Looters attack Kenyan tea estates

Looters attack Kenyan tea estates
A worker examines the remains of a tea plantation torched by arsonists in Kericho town

Looters in one of Kenya's major tea-growing areas have struck Unilever's Chebown tea estate in a bout of post-election violence, causing workers at it and all the surrounding farms to flee.

Fighters torched the farm's tractors and trucks, looted and burned its storage facility and tried to burn the tea plants, but were foiled by cold, moist weather.

In the week since Mwai Kibaki was declared victor in the country's elections, Kenya's tea estates have become fields of death as supporters of defeated challenger Raila Odinga exacted revenge on the president's Kikuyu people.

Managers at the Unilever estate said gangs of up to 600 youths armed with bows and arrows, machetes and axes had attacked in waves, killing and pillaging as they went.
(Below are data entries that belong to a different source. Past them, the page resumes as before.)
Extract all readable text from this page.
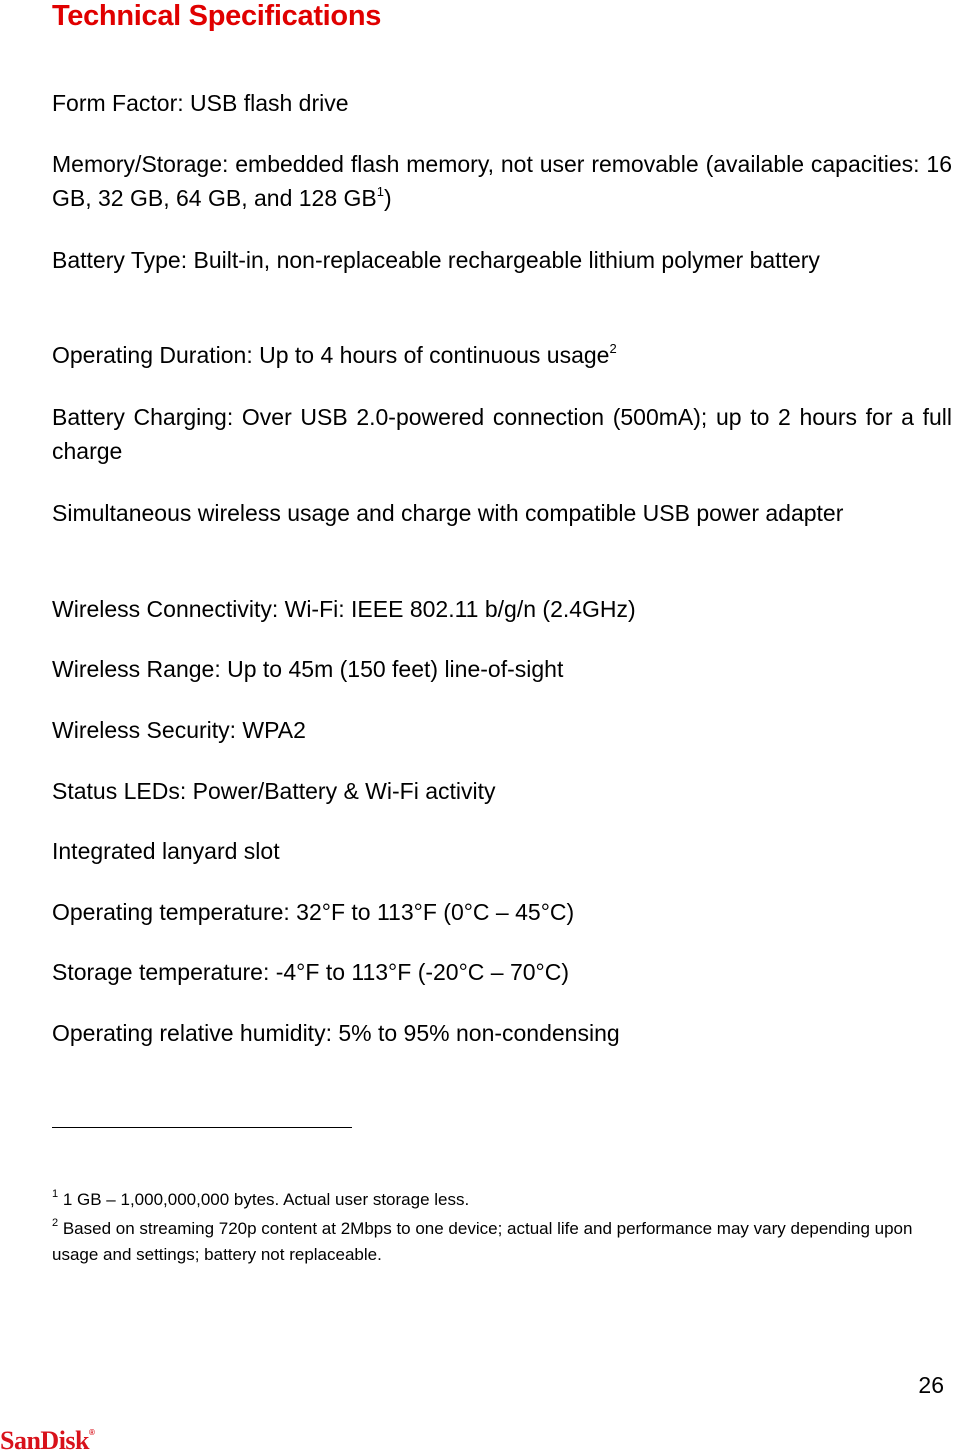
Technical Specifications
Form Factor: USB flash drive
Memory/Storage: embedded flash memory, not user removable (available capacities: 16 GB, 32 GB, 64 GB, and 128 $GB^1$)
Battery Type: Built-in, non-replaceable rechargeable lithium polymer battery
Operating Duration: Up to 4 hours of continuous usage$^2$
Battery Charging: Over USB 2.0-powered connection (500mA); up to 2 hours for a full charge
Simultaneous wireless usage and charge with compatible USB power adapter
Wireless Connectivity: Wi-Fi: IEEE 802.11 b/g/n (2.4GHz)
Wireless Range: Up to 45m (150 feet) line-of-sight
Wireless Security: WPA2
Status LEDs: Power/Battery & Wi-Fi activity
Integrated lanyard slot
Operating temperature: 32°F to 113°F (0°C – 45°C)
Storage temperature: -4°F to 113°F (-20°C – 70°C)
Operating relative humidity: 5% to 95% non-condensing
$^1$ 1 GB – 1,000,000,000 bytes. Actual user storage less.
$^2$ Based on streaming 720p content at 2Mbps to one device; actual life and performance may vary depending upon usage and settings; battery not replaceable.
26
SanDisk®
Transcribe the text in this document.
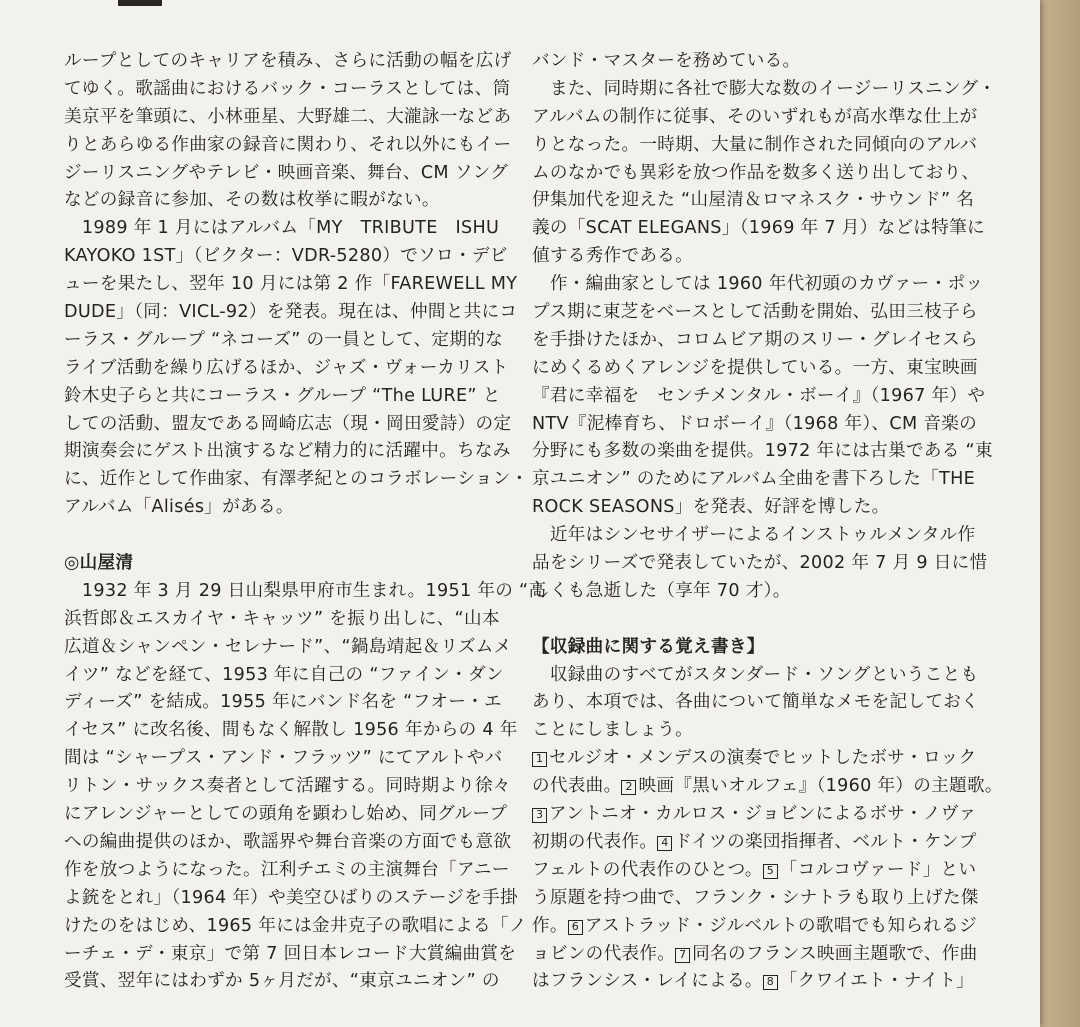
ループとしてのキャリアを積み、さらに活動の幅を広げ
てゆく。歌謡曲におけるバック・コーラスとしては、筒
美京平を筆頭に、小林亜星、大野雄二、大瀧詠一などあ
りとあらゆる作曲家の録音に関わり、それ以外にもイー
ジーリスニングやテレビ・映画音楽、舞台、CM ソング
などの録音に参加、その数は枚挙に暇がない。
　1989 年 1 月にはアルバム「MY　TRIBUTE　ISHU
KAYOKO 1ST」（ビクター：VDR-5280）でソロ・デビ
ューを果たし、翌年 10 月には第 2 作「FAREWELL MY
DUDE」（同：VICL-92）を発表。現在は、仲間と共にコ
ーラス・グループ “ネコーズ” の一員として、定期的な
ライブ活動を繰り広げるほか、ジャズ・ヴォーカリスト
鈴木史子らと共にコーラス・グループ “The LURE” と
しての活動、盟友である岡崎広志（現・岡田愛詩）の定
期演奏会にゲスト出演するなど精力的に活躍中。ちなみ
に、近作として作曲家、有澤孝紀とのコラボレーション・
アルバム「Alisés」がある。
◎山屋清
　1932 年 3 月 29 日山梨県甲府市生まれ。1951 年の “高
浜哲郎＆エスカイヤ・キャッツ” を振り出しに、“山本
広道＆シャンペン・セレナード”、“鍋島靖起＆リズムメ
イツ” などを経て、1953 年に自己の “ファイン・ダン
ディーズ” を結成。1955 年にバンド名を “フオー・エ
イセス” に改名後、間もなく解散し 1956 年からの 4 年
間は “シャープス・アンド・フラッツ” にてアルトやバ
リトン・サックス奏者として活躍する。同時期より徐々
にアレンジャーとしての頭角を顕わし始め、同グループ
への編曲提供のほか、歌謡界や舞台音楽の方面でも意欲
作を放つようになった。江利チエミの主演舞台「アニー
よ銃をとれ」（1964 年）や美空ひばりのステージを手掛
けたのをはじめ、1965 年には金井克子の歌唱による「ノ
ーチェ・デ・東京」で第 7 回日本レコード大賞編曲賞を
受賞、翌年にはわずか 5ヶ月だが、“東京ユニオン” の
バンド・マスターを務めている。
　また、同時期に各社で膨大な数のイージーリスニング・
アルバムの制作に従事、そのいずれもが高水準な仕上が
りとなった。一時期、大量に制作された同傾向のアルバ
ムのなかでも異彩を放つ作品を数多く送り出しており、
伊集加代を迎えた “山屋清＆ロマネスク・サウンド” 名
義の「SCAT ELEGANS」（1969 年 7 月）などは特筆に
値する秀作である。
　作・編曲家としては 1960 年代初頭のカヴァー・ポッ
プス期に東芝をベースとして活動を開始、弘田三枝子ら
を手掛けたほか、コロムビア期のスリー・グレイセスら
にめくるめくアレンジを提供している。一方、東宝映画
『君に幸福を　センチメンタル・ボーイ』（1967 年）や
NTV『泥棒育ち、ドロボーイ』（1968 年）、CM 音楽の
分野にも多数の楽曲を提供。1972 年には古巣である “東
京ユニオン” のためにアルバム全曲を書下ろした「THE
ROCK SEASONS」を発表、好評を博した。
　近年はシンセサイザーによるインストゥルメンタル作
品をシリーズで発表していたが、2002 年 7 月 9 日に惜
しくも急逝した（享年 70 才）。
【収録曲に関する覚え書き】
　収録曲のすべてがスタンダード・ソングということも
あり、本項では、各曲について簡単なメモを記しておく
ことにしましょう。
1 セルジオ・メンデスの演奏でヒットしたボサ・ロック
の代表曲。 2 映画『黒いオルフェ』（1960 年）の主題歌。
3 アントニオ・カルロス・ジョビンによるボサ・ノヴァ
初期の代表作。 4 ドイツの楽団指揮者、ベルト・ケンプ
フェルトの代表作のひとつ。 5 「コルコヴァード」とい
う原題を持つ曲で、フランク・シナトラも取り上げた傑
作。 6 アストラッド・ジルベルトの歌唱でも知られるジ
ョビンの代表作。 7 同名のフランス映画主題歌で、作曲
はフランシス・レイによる。 8 「クワイエト・ナイト」
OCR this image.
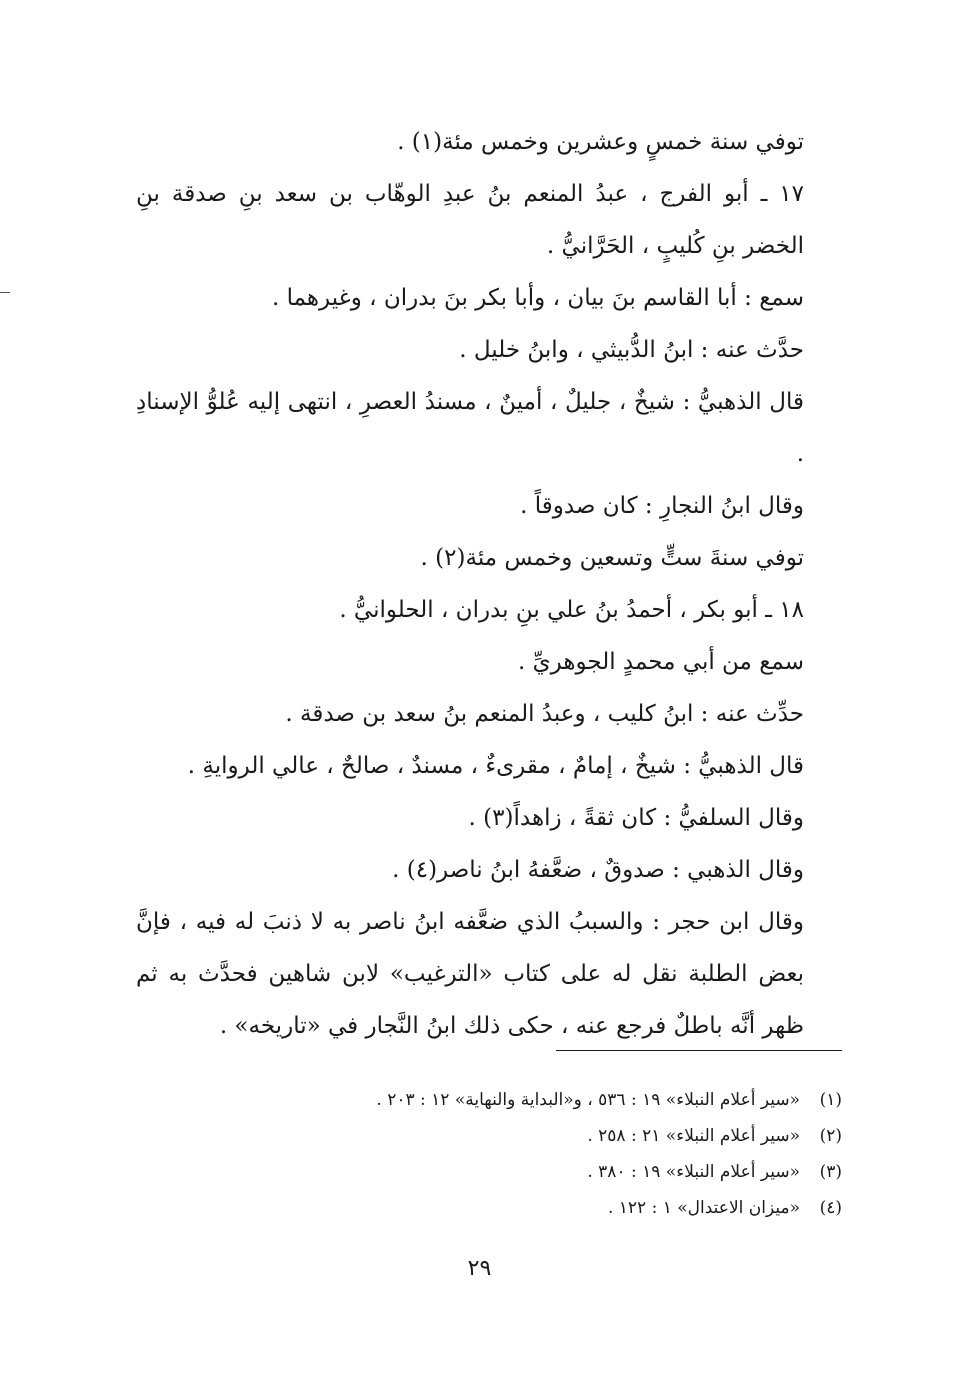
توفي سنة خمسٍ وعشرين وخمس مئة(١) .

١٧ ـ أبو الفرج ، عبدُ المنعم بنُ عبدِ الوهّاب بن سعد بنِ صدقة بنِ الخضر بنِ كُليبٍ ، الحَرَّانيُّ .

سمع : أبا القاسم بنَ بيان ، وأبا بكر بنَ بدران ، وغيرهما .

حدَّث عنه : ابنُ الدُّبيثي ، وابنُ خليل .

قال الذهبيُّ : شيخٌ ، جليلٌ ، أمينٌ ، مسندُ العصرِ ، انتهى إليه عُلوُّ الإسنادِ .

وقال ابنُ النجارِ : كان صدوقاً .

توفي سنةَ ستٍّ وتسعين وخمس مئة(٢) .

١٨ ـ أبو بكر ، أحمدُ بنُ علي بنِ بدران ، الحلوانيُّ .

سمع من أبي محمدٍ الجوهريِّ .

حدِّث عنه : ابنُ كليب ، وعبدُ المنعم بنُ سعد بن صدقة .

قال الذهبيُّ : شيخٌ ، إمامٌ ، مقرىءٌ ، مسندٌ ، صالحٌ ، عالي الروايةِ .

وقال السلفيُّ : كان ثقةً ، زاهداً(٣) .

وقال الذهبي : صدوقٌ ، ضعَّفهُ ابنُ ناصر(٤) .

وقال ابن حجر : والسببُ الذي ضعَّفه ابنُ ناصر به لا ذنبَ له فيه ، فإنَّ بعض الطلبة نقل له على كتاب «الترغيب» لابن شاهين فحدَّث به ثم ظهر أنَّه باطلٌ فرجع عنه ، حكى ذلك ابنُ النَّجار في «تاريخه» .

(١)
«سير أعلام النبلاء» ١٩ : ٥٣٦ ، و«البداية والنهاية» ١٢ : ٢٠٣ .
(٢)
«سير أعلام النبلاء» ٢١ : ٢٥٨ .
(٣)
«سير أعلام النبلاء» ١٩ : ٣٨٠ .
(٤)
«ميزان الاعتدال» ١ : ١٢٢ .
٢٩
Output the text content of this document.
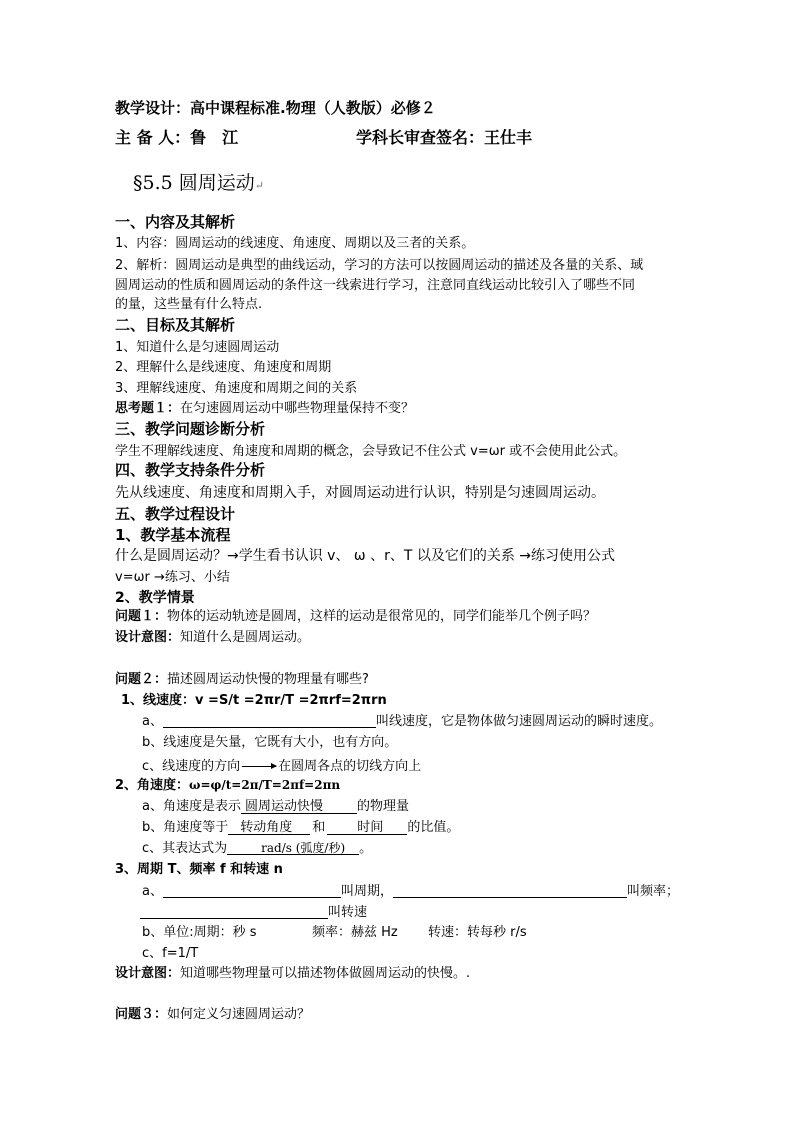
教学设计：高中课程标准.物理（人教版）必修２
主 备 人：鲁　江	学科长审查签名：王仕丰
§5.5 圆周运动↵
一、内容及其解析
1、内容：圆周运动的线速度、角速度、周期以及三者的关系。
2、解析：圆周运动是典型的曲线运动，学习的方法可以按圆周运动的描述及各量的关系、琙
圆周运动的性质和圆周运动的条件这一线索进行学习，注意同直线运动比较引入了哪些不同
的量，这些量有什么特点.
二、目标及其解析
1、知道什么是匀速圆周运动
2、理解什么是线速度、角速度和周期
3、理解线速度、角速度和周期之间的关系
思考题１：在匀速圆周运动中哪些物理量保持不变？
三、教学问题诊断分析
学生不理解线速度、角速度和周期的概念，会导致记不住公式 v=ωr 或不会使用此公式。
四、教学支持条件分析
先从线速度、角速度和周期入手，对圆周运动进行认识，特别是匀速圆周运动。
五、教学过程设计
1、教学基本流程
什么是圆周运动？→学生看书认识 v、 ω 、r、T 以及它们的关系 →练习使用公式
v=ωr →练习、小结
2、教学情景
问题１：物体的运动轨迹是圆周，这样的运动是很常见的，同学们能举几个例子吗？
设计意图：知道什么是圆周运动。
问题２：描述圆周运动快慢的物理量有哪些?
1、线速度：v =S/t =2πr/T =2πrf=2πrn
a、	叫线速度，它是物体做匀速圆周运动的瞬时速度。
b、线速度是矢量，它既有大小，也有方向。
c、线速度的方向	在圆周各点的切线方向上
2、角速度：ω=φ/t=2π/T=2πf=2πn
a、角速度是表示 圆周运动快慢	的物理量
b、角速度等于 转动角度 和 时间 的比值。
c、其表达式为	rad/s (弧度/秒) 。
3、周期 T、频率 f 和转速 n
a、	叫周期，	叫频率；
叫转速
b、单位:周期：秒 s	频率：赫兹 Hz 转速：转每秒 r/s
c、f=1/T
设计意图：知道哪些物理量可以描述物体做圆周运动的快慢。.
问题３：如何定义匀速圆周运动？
Unilever executives said at least 14 people had been killed on the company's plantations, including a man shot dead by the police. The situation on plantations owned by other companies was unclear. Tea companies have begun evacuating some 30,000 displaced people in lorries and trailers attached to tractors.

More than 60 British firms - including Barclays, Unilever and GlaxoSmithKline - have operations in Kenya. Unilever owns two tea plantations and employs several thousand Kenyans. Kenya is the world's third-largest exporter of tea, which, together with coffee and horticultural products, contributes to about 55pc of exports.